Happy New Year!!!
What emoji does one insert now? One cannot escape the emoji. It’s a trend that has caught on – mere words now appear so dry, inexpressive; a pictogram depicting emotions lend them completeness! It may mean words are losing their inherent power to move us and minimalistic visuals of straight and curved lines do the job better. But that’s how it is. You don’t question or reason with trends. Let’s move on.
The standard rule is to have a smiling face radiating cheerfulness. It comes in several variations, with or without a wink, with or without a halo, size of the smile between small and extra large and so on. You can pick any. But that would be so last year! Didn’t you choose them in the previous years too? The new year is supposed to about fresh beginnings.
Then what do you pick for 2022? A good way to decide that would be assess how you lived through 2021 and ended it. Did the radiant January smile gradually transform into a frown by the December or did it assume more glow and vibrancy as the year progressed? Sure this was no normal year. Life oscillated between despair and hope in the shadow of the pandemic, an overhang of 2020. As the virus turned more sinister and travelled faster than viral fake news, death visited homes with fearsome regularity. We won’t get a clear number of the dead ever, but unending queues at the graveyards and bodies recovered from river sand beds offer us a glimpse of the magnitude of it.
Halfway through the year, the dance of devastation was at the crescendo. Horror stories jumped out of every nook and cranny of the country. And it was not only about people dead, but lives destroyed. Death of an earning member of a family meant a life in a downward spiral for the rest. Uncertainty and insecurity loomed as livelihoods were lost. Job cuts and salary-pruning probably had more numbing impact on families than deaths. They had entered a long, unending dark tunnel with no light visible at the end of it.

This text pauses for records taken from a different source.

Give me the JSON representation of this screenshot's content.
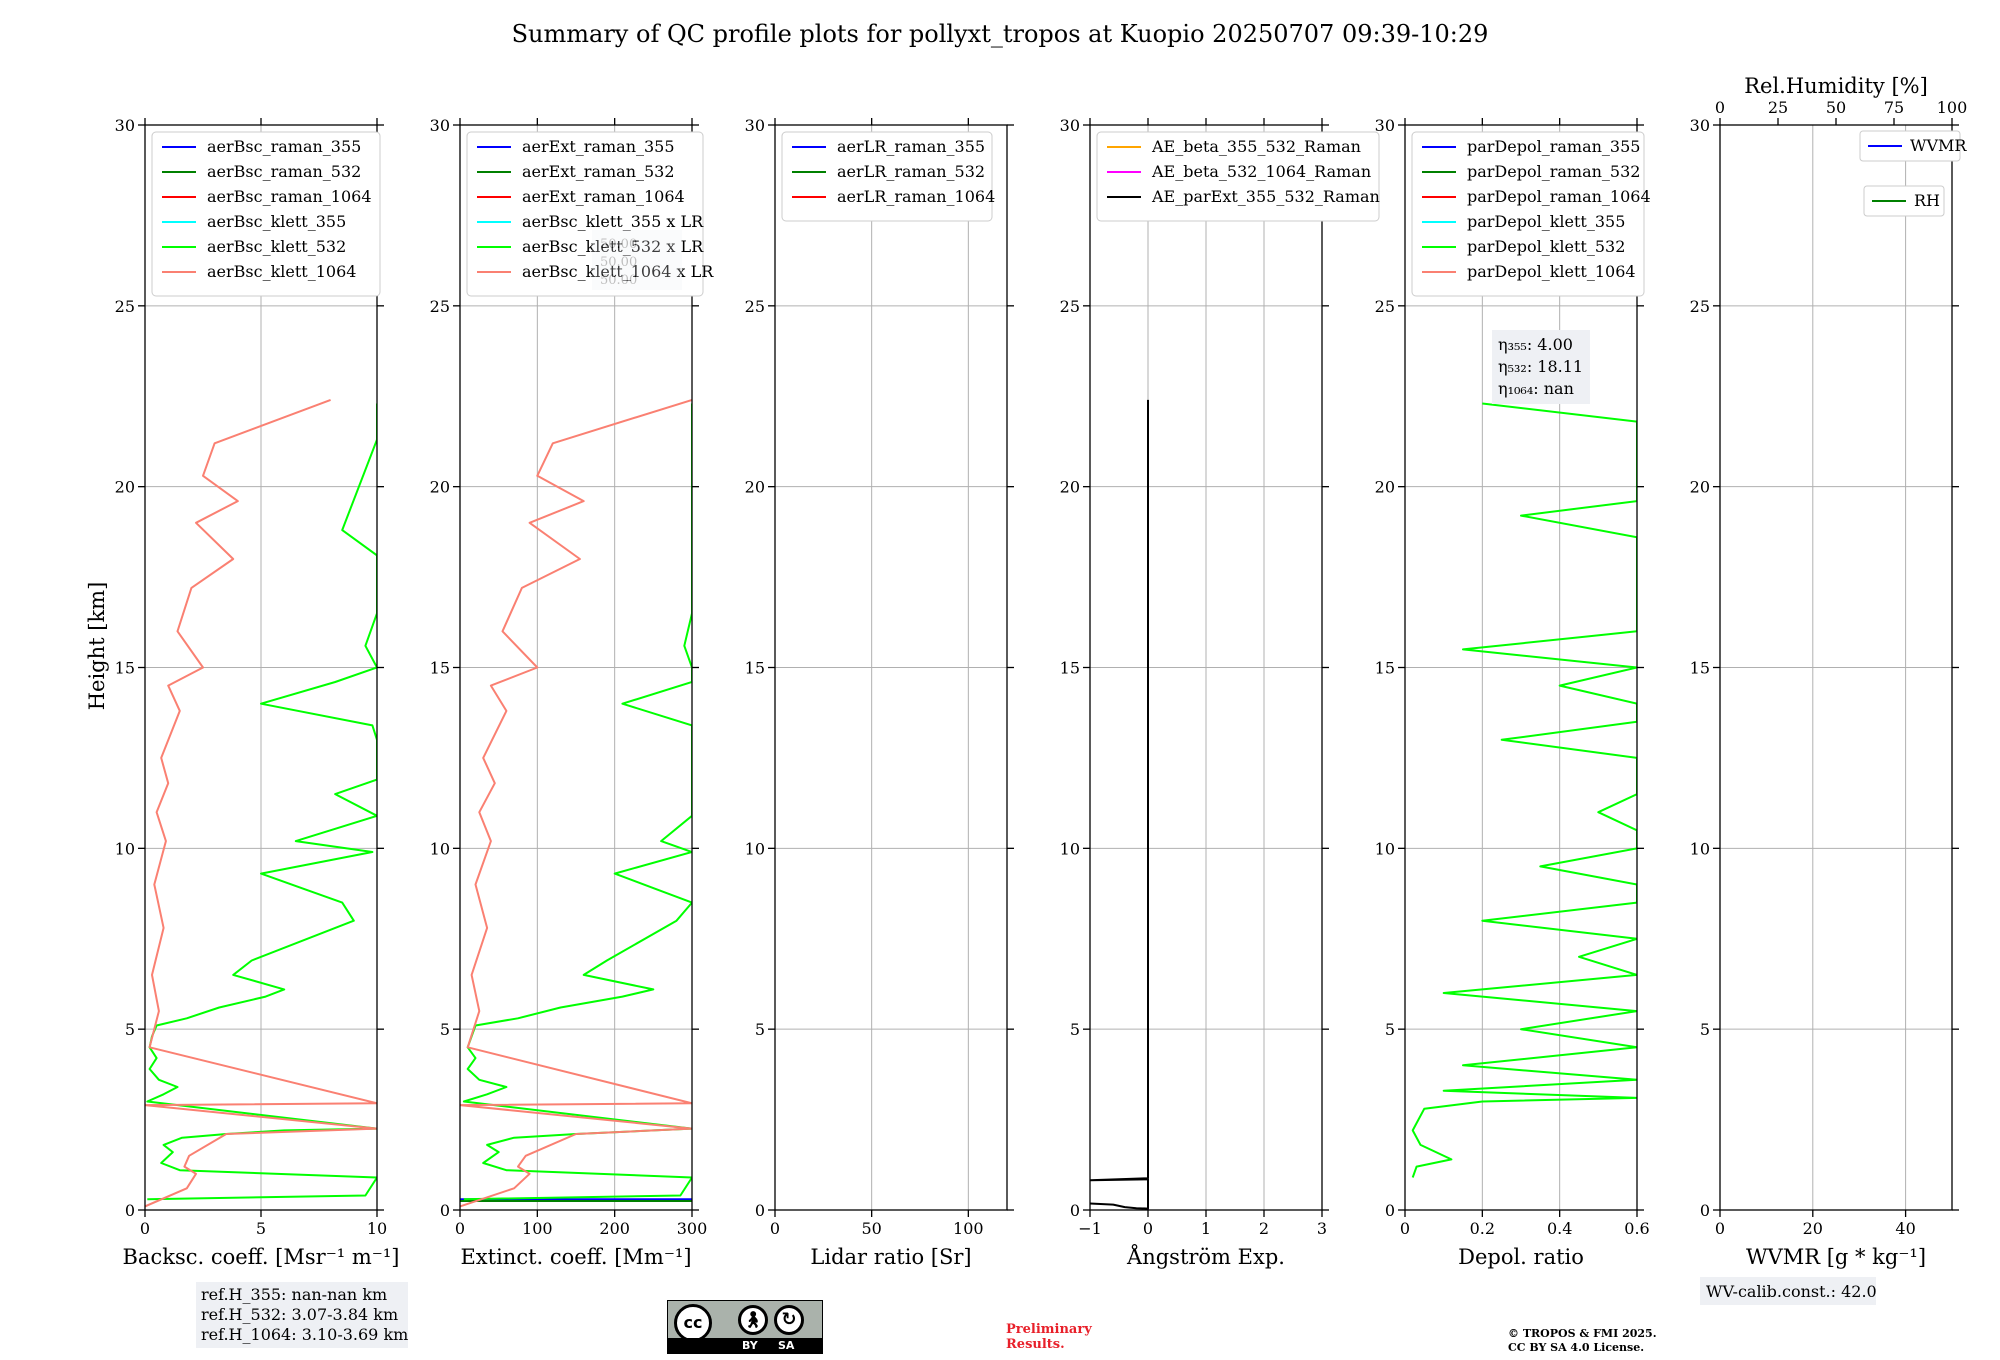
{
  "title": "Summary of QC profile plots for pollyxt_tropos at Kuopio 20250707 09:39-10:29",
  "ylabel": "Height [km]",
  "colors": {
    "raman_355": "#0000ff",
    "raman_532": "#008000",
    "raman_1064": "#ff0000",
    "klett_355": "#00ffff",
    "klett_532": "#00ff00",
    "klett_1064": "#fa8072",
    "ae_1": "#ffa500",
    "ae_2": "#ff00ff",
    "ae_3": "#000000",
    "wvmr": "#0000ff",
    "rh": "#008000",
    "grid": "#b0b0b0",
    "annot_bg": "#eef0f4"
  },
  "chart_data": [
    {
      "type": "line",
      "xlabel": "Backsc. coeff. [Msr⁻¹ m⁻¹]",
      "ylabel": "Height [km]",
      "xlim": [
        0,
        10
      ],
      "ylim": [
        0,
        30
      ],
      "grid": true,
      "legend": "top",
      "xticks": [
        0,
        5,
        10
      ],
      "yticks": [
        0,
        5,
        10,
        15,
        20,
        25,
        30
      ],
      "series": [
        {
          "name": "aerBsc_raman_355",
          "color": "#0000ff",
          "x": [],
          "y": []
        },
        {
          "name": "aerBsc_raman_532",
          "color": "#008000",
          "x": [],
          "y": []
        },
        {
          "name": "aerBsc_raman_1064",
          "color": "#ff0000",
          "x": [],
          "y": []
        },
        {
          "name": "aerBsc_klett_355",
          "color": "#00ffff",
          "x": [],
          "y": []
        },
        {
          "name": "aerBsc_klett_532",
          "color": "#00ff00",
          "x": [
            0.1,
            9.5,
            10,
            1.5,
            0.7,
            1.2,
            0.8,
            1.6,
            3.5,
            6.0,
            10.0,
            0.1,
            0.8,
            1.4,
            0.6,
            0.2,
            0.5,
            0.2,
            0.3,
            0.5,
            1.8,
            3.2,
            5.2,
            6.0,
            3.8,
            4.6,
            9.0,
            8.5,
            5.0,
            9.8,
            6.5,
            10.0,
            8.2,
            10.0,
            10.0,
            10.0,
            9.8,
            5.0,
            8.2,
            10.0,
            9.5,
            10.0,
            10.0,
            10.0,
            8.5,
            10.0,
            10.0
          ],
          "y": [
            0.3,
            0.4,
            0.9,
            1.1,
            1.3,
            1.6,
            1.8,
            2.0,
            2.1,
            2.2,
            2.25,
            3.0,
            3.2,
            3.4,
            3.6,
            3.9,
            4.2,
            4.5,
            4.8,
            5.1,
            5.3,
            5.6,
            5.9,
            6.1,
            6.5,
            6.9,
            8.0,
            8.5,
            9.3,
            9.9,
            10.2,
            10.9,
            11.5,
            11.9,
            12.4,
            13.0,
            13.4,
            14.0,
            14.6,
            15.0,
            15.6,
            16.5,
            17.0,
            18.1,
            18.8,
            21.3,
            22.3
          ]
        },
        {
          "name": "aerBsc_klett_1064",
          "color": "#fa8072",
          "x": [
            0.0,
            1.8,
            2.2,
            1.7,
            1.9,
            3.5,
            10.0,
            0.0,
            10.0,
            0.2,
            0.6,
            0.3,
            0.8,
            0.4,
            0.9,
            0.5,
            1.0,
            0.7,
            1.5,
            1.0,
            2.5,
            1.4,
            2.0,
            3.8,
            2.2,
            4.0,
            2.5,
            3.0,
            8.0
          ],
          "y": [
            0.1,
            0.6,
            1.0,
            1.2,
            1.5,
            2.1,
            2.25,
            2.9,
            2.95,
            4.5,
            5.5,
            6.5,
            7.8,
            9.0,
            10.2,
            11.0,
            11.8,
            12.5,
            13.8,
            14.5,
            15.0,
            16.0,
            17.2,
            18.0,
            19.0,
            19.6,
            20.3,
            21.2,
            22.4
          ]
        }
      ]
    },
    {
      "type": "line",
      "xlabel": "Extinct. coeff. [Mm⁻¹]",
      "xlim": [
        0,
        300
      ],
      "ylim": [
        0,
        30
      ],
      "grid": true,
      "legend": "top",
      "xticks": [
        0,
        100,
        200,
        300
      ],
      "yticks": [
        0,
        5,
        10,
        15,
        20,
        25,
        30
      ],
      "series": [
        {
          "name": "aerExt_raman_355",
          "color": "#0000ff",
          "x": [
            0,
            300
          ],
          "y": [
            0.3,
            0.3
          ]
        },
        {
          "name": "aerExt_raman_532",
          "color": "#008000",
          "x": [
            0,
            300
          ],
          "y": [
            0.25,
            0.25
          ]
        },
        {
          "name": "aerExt_raman_1064",
          "color": "#ff0000",
          "x": [],
          "y": []
        },
        {
          "name": "aerBsc_klett_355 x LR",
          "color": "#00ffff",
          "x": [],
          "y": []
        },
        {
          "name": "aerBsc_klett_532 x LR",
          "color": "#00ff00",
          "x": [
            5,
            285,
            300,
            60,
            30,
            50,
            35,
            70,
            150,
            250,
            300,
            5,
            35,
            60,
            25,
            10,
            20,
            10,
            15,
            20,
            75,
            130,
            210,
            250,
            160,
            190,
            280,
            300,
            200,
            300,
            260,
            300,
            300,
            300,
            300,
            300,
            300,
            210,
            300,
            300,
            290,
            300,
            300,
            300,
            300,
            300,
            300
          ],
          "y": [
            0.3,
            0.4,
            0.9,
            1.1,
            1.3,
            1.6,
            1.8,
            2.0,
            2.1,
            2.2,
            2.25,
            3.0,
            3.2,
            3.4,
            3.6,
            3.9,
            4.2,
            4.5,
            4.8,
            5.1,
            5.3,
            5.6,
            5.9,
            6.1,
            6.5,
            6.9,
            8.0,
            8.5,
            9.3,
            9.9,
            10.2,
            10.9,
            11.5,
            11.9,
            12.4,
            13.0,
            13.4,
            14.0,
            14.6,
            15.0,
            15.6,
            16.5,
            17.0,
            18.1,
            18.8,
            21.3,
            22.3
          ]
        },
        {
          "name": "aerBsc_klett_1064 x LR",
          "color": "#fa8072",
          "x": [
            0,
            70,
            90,
            75,
            85,
            150,
            300,
            0,
            300,
            10,
            25,
            15,
            35,
            20,
            40,
            25,
            45,
            30,
            60,
            40,
            100,
            55,
            80,
            155,
            90,
            160,
            100,
            120,
            300
          ],
          "y": [
            0.1,
            0.6,
            1.0,
            1.2,
            1.5,
            2.1,
            2.25,
            2.9,
            2.95,
            4.5,
            5.5,
            6.5,
            7.8,
            9.0,
            10.2,
            11.0,
            11.8,
            12.5,
            13.8,
            14.5,
            15.0,
            16.0,
            17.2,
            18.0,
            19.0,
            19.6,
            20.3,
            21.2,
            22.4
          ]
        }
      ]
    },
    {
      "type": "line",
      "xlabel": "Lidar ratio [Sr]",
      "xlim": [
        0,
        120
      ],
      "ylim": [
        0,
        30
      ],
      "grid": true,
      "legend": "top",
      "xticks": [
        0,
        50,
        100
      ],
      "yticks": [
        0,
        5,
        10,
        15,
        20,
        25,
        30
      ],
      "series": [
        {
          "name": "aerLR_raman_355",
          "color": "#0000ff",
          "x": [],
          "y": []
        },
        {
          "name": "aerLR_raman_532",
          "color": "#008000",
          "x": [],
          "y": []
        },
        {
          "name": "aerLR_raman_1064",
          "color": "#ff0000",
          "x": [],
          "y": []
        }
      ]
    },
    {
      "type": "line",
      "xlabel": "Ångström Exp.",
      "xlim": [
        -1,
        3
      ],
      "ylim": [
        0,
        30
      ],
      "grid": true,
      "legend": "top",
      "xticks": [
        -1,
        0,
        1,
        2,
        3
      ],
      "yticks": [
        0,
        5,
        10,
        15,
        20,
        25,
        30
      ],
      "series": [
        {
          "name": "AE_beta_355_532_Raman",
          "color": "#ffa500",
          "x": [],
          "y": []
        },
        {
          "name": "AE_beta_532_1064_Raman",
          "color": "#ff00ff",
          "x": [
            0,
            0
          ],
          "y": [
            0.0,
            0.85
          ]
        },
        {
          "name": "AE_parExt_355_532_Raman",
          "color": "#000000",
          "x": [
            -1.0,
            -0.6,
            -0.4,
            -0.2,
            0.0,
            0.0,
            -1.0,
            0.0,
            0.0
          ],
          "y": [
            0.18,
            0.15,
            0.08,
            0.05,
            0.04,
            0.85,
            0.82,
            0.88,
            22.4
          ]
        }
      ]
    },
    {
      "type": "line",
      "xlabel": "Depol. ratio",
      "xlim": [
        0.0,
        0.6
      ],
      "ylim": [
        0,
        30
      ],
      "grid": true,
      "legend": "top",
      "xticks": [
        0.0,
        0.2,
        0.4,
        0.6
      ],
      "yticks": [
        0,
        5,
        10,
        15,
        20,
        25,
        30
      ],
      "series": [
        {
          "name": "parDepol_raman_355",
          "color": "#0000ff",
          "x": [],
          "y": []
        },
        {
          "name": "parDepol_raman_532",
          "color": "#008000",
          "x": [],
          "y": []
        },
        {
          "name": "parDepol_raman_1064",
          "color": "#ff0000",
          "x": [],
          "y": []
        },
        {
          "name": "parDepol_klett_355",
          "color": "#00ffff",
          "x": [],
          "y": []
        },
        {
          "name": "parDepol_klett_532",
          "color": "#00ff00",
          "x": [
            0.02,
            0.03,
            0.12,
            0.04,
            0.02,
            0.05,
            0.2,
            0.6,
            0.1,
            0.6,
            0.15,
            0.6,
            0.3,
            0.6,
            0.1,
            0.6,
            0.45,
            0.6,
            0.2,
            0.6,
            0.6,
            0.35,
            0.6,
            0.6,
            0.5,
            0.6,
            0.6,
            0.6,
            0.25,
            0.6,
            0.6,
            0.4,
            0.6,
            0.15,
            0.6,
            0.6,
            0.6,
            0.6,
            0.6,
            0.3,
            0.6,
            0.6,
            0.6,
            0.6,
            0.6,
            0.6,
            0.2
          ],
          "y": [
            0.9,
            1.2,
            1.4,
            1.8,
            2.2,
            2.8,
            3.0,
            3.1,
            3.3,
            3.6,
            4.0,
            4.5,
            5.0,
            5.5,
            6.0,
            6.5,
            7.0,
            7.5,
            8.0,
            8.5,
            9.0,
            9.5,
            10.0,
            10.5,
            11.0,
            11.5,
            12.0,
            12.5,
            13.0,
            13.5,
            14.0,
            14.5,
            15.0,
            15.5,
            16.0,
            16.5,
            17.0,
            18.0,
            18.6,
            19.2,
            19.6,
            20.2,
            20.8,
            21.0,
            21.4,
            21.8,
            22.3
          ]
        },
        {
          "name": "parDepol_klett_1064",
          "color": "#fa8072",
          "x": [],
          "y": []
        }
      ]
    },
    {
      "type": "line",
      "xlabel": "WVMR [g * kg⁻¹]",
      "x2label": "Rel.Humidity [%]",
      "xlim": [
        0,
        50
      ],
      "x2lim": [
        0,
        100
      ],
      "ylim": [
        0,
        30
      ],
      "grid": true,
      "legend": "top-right",
      "xticks": [
        0,
        20,
        40
      ],
      "x2ticks": [
        0,
        25,
        50,
        75,
        100
      ],
      "yticks": [
        0,
        5,
        10,
        15,
        20,
        25,
        30
      ],
      "series": [
        {
          "name": "WVMR",
          "color": "#0000ff",
          "x": [],
          "y": []
        },
        {
          "name": "RH",
          "color": "#008000",
          "x": [],
          "y": []
        }
      ]
    }
  ],
  "annotations": {
    "eta_355": "η₃₅₅: 4.00",
    "eta_532": "η₅₃₂: 18.11",
    "eta_1064": "η₁₀₆₄: nan",
    "refH_355": "ref.H_355: nan-nan km",
    "refH_532": "ref.H_532: 3.07-3.84 km",
    "refH_1064": "ref.H_1064: 3.10-3.69 km",
    "wv_calib": "WV-calib.const.: 42.0",
    "hidden_lr_line1": "50.00",
    "hidden_lr_line2": "50.00",
    "hidden_lr_line3": "50.00"
  },
  "footer": {
    "cc_letters": "cc",
    "cc_by": "BY",
    "cc_sa": "SA",
    "preliminary_line1": "Preliminary",
    "preliminary_line2": "Results.",
    "copyright_line1": "© TROPOS & FMI 2025.",
    "copyright_line2": "CC BY SA 4.0 License."
  }
}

Again, we won’t ever get the numbers of families entering the tunnel, but a look around tells you it is not a small number.

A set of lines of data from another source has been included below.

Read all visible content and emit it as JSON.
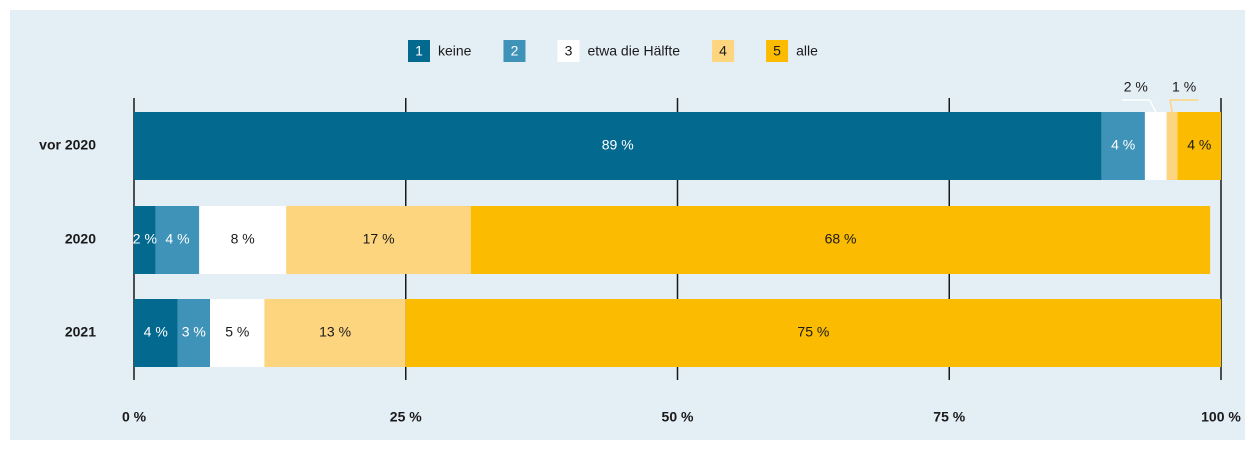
{
  "chart_data": {
    "type": "stacked-bar-horizontal",
    "categories": [
      "vor 2020",
      "2020",
      "2021"
    ],
    "series": [
      {
        "key": "1",
        "name": "keine",
        "color": "#03698f",
        "values": [
          89,
          2,
          4
        ],
        "value_labels": [
          "89 %",
          "2 %",
          "4 %"
        ]
      },
      {
        "key": "2",
        "color": "#3f93b8",
        "values": [
          4,
          4,
          3
        ],
        "value_labels": [
          "4 %",
          "4 %",
          "3 %"
        ]
      },
      {
        "key": "3",
        "name": "etwa die Hälfte",
        "color": "#ffffff",
        "values": [
          2,
          8,
          5
        ],
        "value_labels": [
          "2 %",
          "8 %",
          "5 %"
        ]
      },
      {
        "key": "4",
        "color": "#fdd57e",
        "values": [
          1,
          17,
          13
        ],
        "value_labels": [
          "1 %",
          "17 %",
          "13 %"
        ]
      },
      {
        "key": "5",
        "name": "alle",
        "color": "#fbbb00",
        "values": [
          4,
          68,
          75
        ],
        "value_labels": [
          "4 %",
          "68 %",
          "75 %"
        ]
      }
    ],
    "xlim": [
      0,
      100
    ],
    "xticks": [
      {
        "value": 0,
        "label": "0 %"
      },
      {
        "value": 25,
        "label": "25 %"
      },
      {
        "value": 50,
        "label": "50 %"
      },
      {
        "value": 75,
        "label": "75 %"
      },
      {
        "value": 100,
        "label": "100 %"
      }
    ],
    "grid": true,
    "legend": "top"
  }
}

No emoji would ever capture the sense of gloom and despair. However, as the smiley at the beginning of the year seemed like a sad joke or futile wishful thinking, there was a flickering glimmer of hope. Vaccination had begun its long trudge towards attaining the critical mass. The virus appeared to have lost some sting. Life was beginning to make an unsteady move towards normal. Roads were filling up again, as were offices and public spaces. Livelihoods were getting restored. As the year drew to a close, expectation of good glowed bright.
The roller-coaster of a ride, however, had not ended. We had a new mutant of the virus on the horizon: Omicron. It has started its rapid fire spread elsewhere in the world. We are in the wait-and- watch mode again. Apprehensions about its size and shape have started building in the mass psyche .
As we enter the New Year, the sense of deja vu grips us. Is there an emoji for that feeling? Perhaps there can never be. We don’t know how the year is going to shape up; how many among us will leave us permanently, or how many livelihoods would get lost. Our collective knowledge of centuries, and the intensive crash course on viruses over the last two years, are proving hopelessly ineffective once more.
Meanwhile, amid all the tragic circumstances around us, we continued to display our worse as human beings. There was too much hate in the air, too much malice. More Indians were hating Indians than ever before. Tragedy mellows people, but it seems to have made the predatory beast in us more aggressive. Blame it on politics or our willingness to be treated as political animals or the inherent nastiness in us, at times it is difficult to decide which is more dangerous, the mutating virus or hatred going around.
If we need to choose an emoji, let’s make it a pensive one. It won’t be appropriate for the occasion, but at least it won’t be telling lies.